Friday, December 25, 2009

Baby Jesus.

I was just about ready to say that this Christmas was the worst Christmas ever, but in reality--it's the baggage that comes with the holidays that makes today a bit heavy, definitely not the meaning of Christmas.

Christmas is about the birth of Jesus, but the past few weeks I've been drowning in the social norms of buying presents for loved ones, feeling merry, and thriving in the cold. Which led me to my boiling point, the point which took months and months to get to. The situations and attitudes that erupted today threw me off, and I felt this overbearing feeling of hatred and bitterness. For that, I genuinely apologize.

God put me in check. He made me step back, and stand in the shoes of the one I had ill feelings towards. At that moment, my heart was strained, my tongue was at a loss for words, and the tapes of my mind completely erased.

Today is Christmas. The day of remembering the birth of Jesus Christ, our Lord & Savior, God's ultimate gift to us.
God gives us this day to appreciate one another, and to step back from our hectic lifestyles and to breathe for that one second. Those are the most precious gifts I could have ever asked for.

Merry Christmas.

By far, the best Christmas song:

Thursday, December 24, 2009

Make Your Move.

"...I'm leaving; don't nobody worry. I'll be doing my damn thing quick-fast in a hurry.
Dreamweaving..."

It's been an eventful year, and I can honestly say that I've achieved quite a bit through the past twelve months--enough to pat myself on the back. I've grown a lot through trials, tears, and thrilling times. All in all, this was a good year, this was my year.

2009 started off on the rocks, and I was definitely getting some negative vibes. My pre-existing relationship was in turmoil, and all emotions had left my body. The once "optimistic Jane" was replaced with an indifferent girl who had ran around nameless. That indifferent girl could no longer live a life of lies. I made one of the smartest moves of my life, and pulled myself out of that relationship. And honestly, I thank God for the tough times He threw at me. At that moment, those hurdles seemed impossible to climb, but low and behold, God fell through and blessed me with more than I could ever imagine. I am so thankful to God for the truest of friends and the genuine friendships that have been molded over the past year. He's given me time to focus on myself for once, and to live life as me, boy-less, stress-less, limit-less, and just breathing.
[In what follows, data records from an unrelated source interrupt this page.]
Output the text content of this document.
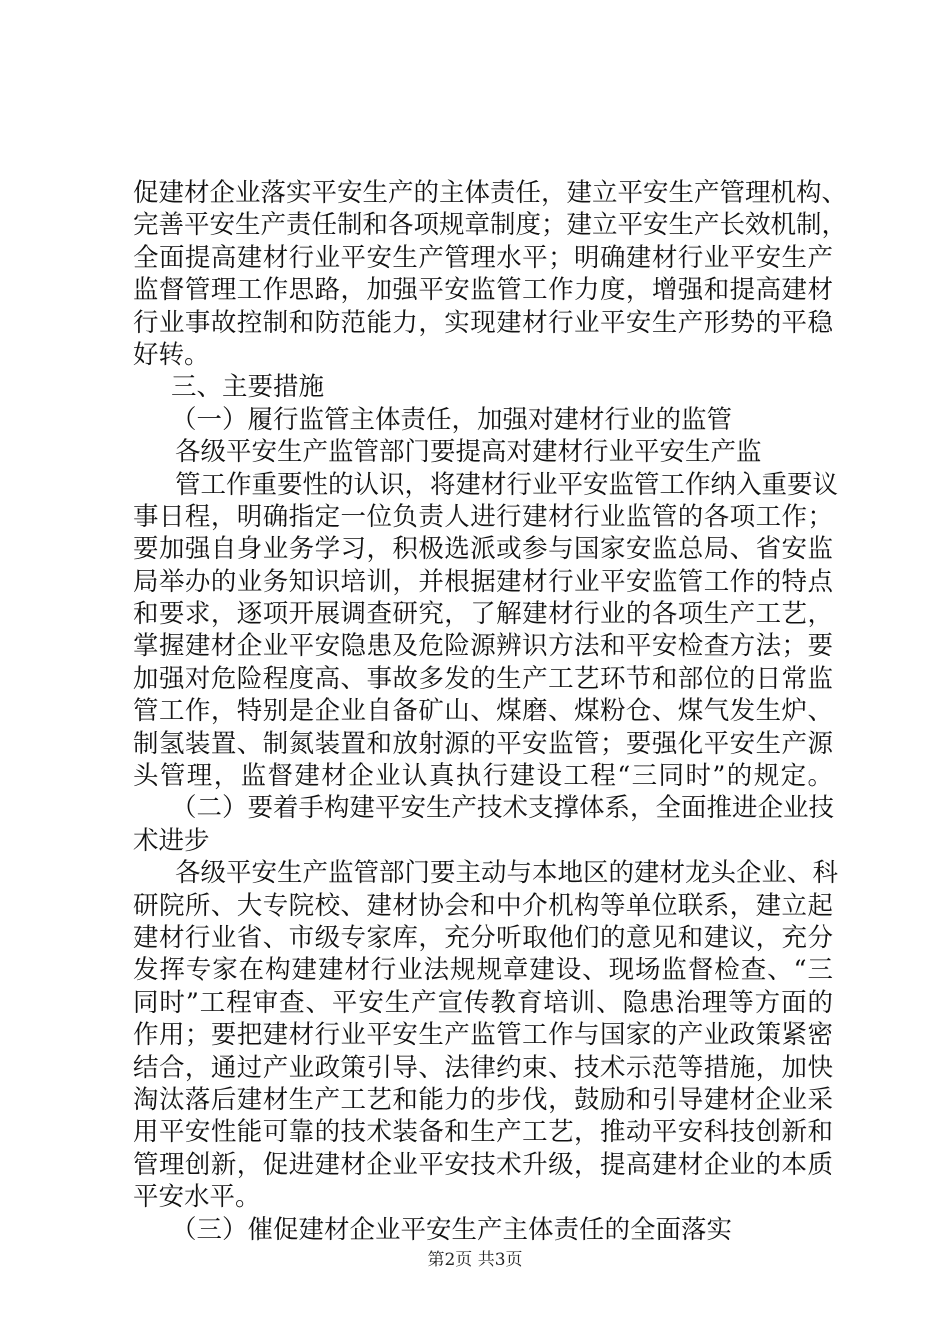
促建材企业落实平安生产的主体责任，建立平安生产管理机构、
完善平安生产责任制和各项规章制度；建立平安生产长效机制，
全面提高建材行业平安生产管理水平；明确建材行业平安生产
监督管理工作思路，加强平安监管工作力度，增强和提高建材
行业事故控制和防范能力，实现建材行业平安生产形势的平稳
好转。
三、主要措施
（一）履行监管主体责任，加强对建材行业的监管
各级平安生产监管部门要提高对建材行业平安生产监
管工作重要性的认识，将建材行业平安监管工作纳入重要议
事日程，明确指定一位负责人进行建材行业监管的各项工作；
要加强自身业务学习，积极选派或参与国家安监总局、省安监
局举办的业务知识培训，并根据建材行业平安监管工作的特点
和要求，逐项开展调查研究，了解建材行业的各项生产工艺，
掌握建材企业平安隐患及危险源辨识方法和平安检查方法；要
加强对危险程度高、事故多发的生产工艺环节和部位的日常监
管工作，特别是企业自备矿山、煤磨、煤粉仓、煤气发生炉、
制氢装置、制氮装置和放射源的平安监管；要强化平安生产源
头管理，监督建材企业认真执行建设工程“三同时”的规定。
（二）要着手构建平安生产技术支撑体系，全面推进企业技
术进步
各级平安生产监管部门要主动与本地区的建材龙头企业、科
研院所、大专院校、建材协会和中介机构等单位联系，建立起
建材行业省、市级专家库，充分听取他们的意见和建议，充分
发挥专家在构建建材行业法规规章建设、现场监督检查、“三
同时”工程审查、平安生产宣传教育培训、隐患治理等方面的
作用；要把建材行业平安生产监管工作与国家的产业政策紧密
结合，通过产业政策引导、法律约束、技术示范等措施，加快
淘汰落后建材生产工艺和能力的步伐，鼓励和引导建材企业采
用平安性能可靠的技术装备和生产工艺，推动平安科技创新和
管理创新，促进建材企业平安技术升级，提高建材企业的本质
平安水平。
（三）催促建材企业平安生产主体责任的全面落实
第2页 共3页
While focusing on myself, my life was altered. You see, I lived my entire high school and college career aspiring to become an elementary school teacher, but things took a different course. During the middle of the year, I found myself--I found my ultimate calling--my intended course of study--my goal--my path: nursing. I love people. I want to help people. I want to make a difference. It all fell into place.

A moment of vulnerability: The past several months have been a blur. Things have been moving at lightning speed and I find myself recollecting on the past few months and remembering merely but faces and certain incidences. I haven't really taken the time to play out the things that have happened from the summer to now. In a sense, I feel like I pushed all memory out of the hallows of my brain, just so that I could keep a facade of optimism towards the people that have done me wrong. When honestly, I was burning up a little.

All of that was let go this past weekend. All of my previous misconceptions of people & their wrong doings were forgiven; and ultimately, I was forgiven. YNECM's Winter Retreat was a clear awakening. I was shaken and put into place. My life was twisted and my mentality was a bit clustered, but God amazingly weaved Himself into my life and provided life changing messages that are ever so applicable to my life and the people around me. I truly wish I could share exactly what I'm talking about, but I can't. It's not my "issue" to tell, but I just know that God is working in incredible and obvious ways. Trust.



Side note:
-I've lost 7-10 pounds in the past month and a half. (2 inches all around)
-I plan on selling some of my clothes. (i.e. Obey leather jacket, sneakers, etc.)
-I got a newer Blackberry.
-I've finally been using my Twitter. (@hellojanie)
-I was able to get all my Christmas shopping done a month before Christmas.
-I still can't get the earring off of my 2nd piercing.
-I wear less make up.
-I'm still keeping it real.


I'm loving life & looking forward to the next year.
So who's coming with me?

Friday, December 11, 2009

California Steez.



As much as I dislike hate rain, I must say that I am thankful that the rain has fallen and the storm has dominated because ultimately it means that winter is finally here.

“The best thing one can do when it's raining is to let it rain.”
-Henry Wadsworth Longfellow


Image Courtesy: Flickr

Tuesday, December 1, 2009

I Should Have Dated ____.

You've crossed my mind the past few weeks, something that's been so foreign in my thought process as of late. The holidays are approaching and memories of the good and old begin to flood the halls of my crowded mind; and I've become frustrated with you, what you've become, and you blaming me for all of it. Baby, it takes two to tango.

Look in the mirror for once: you're filthy.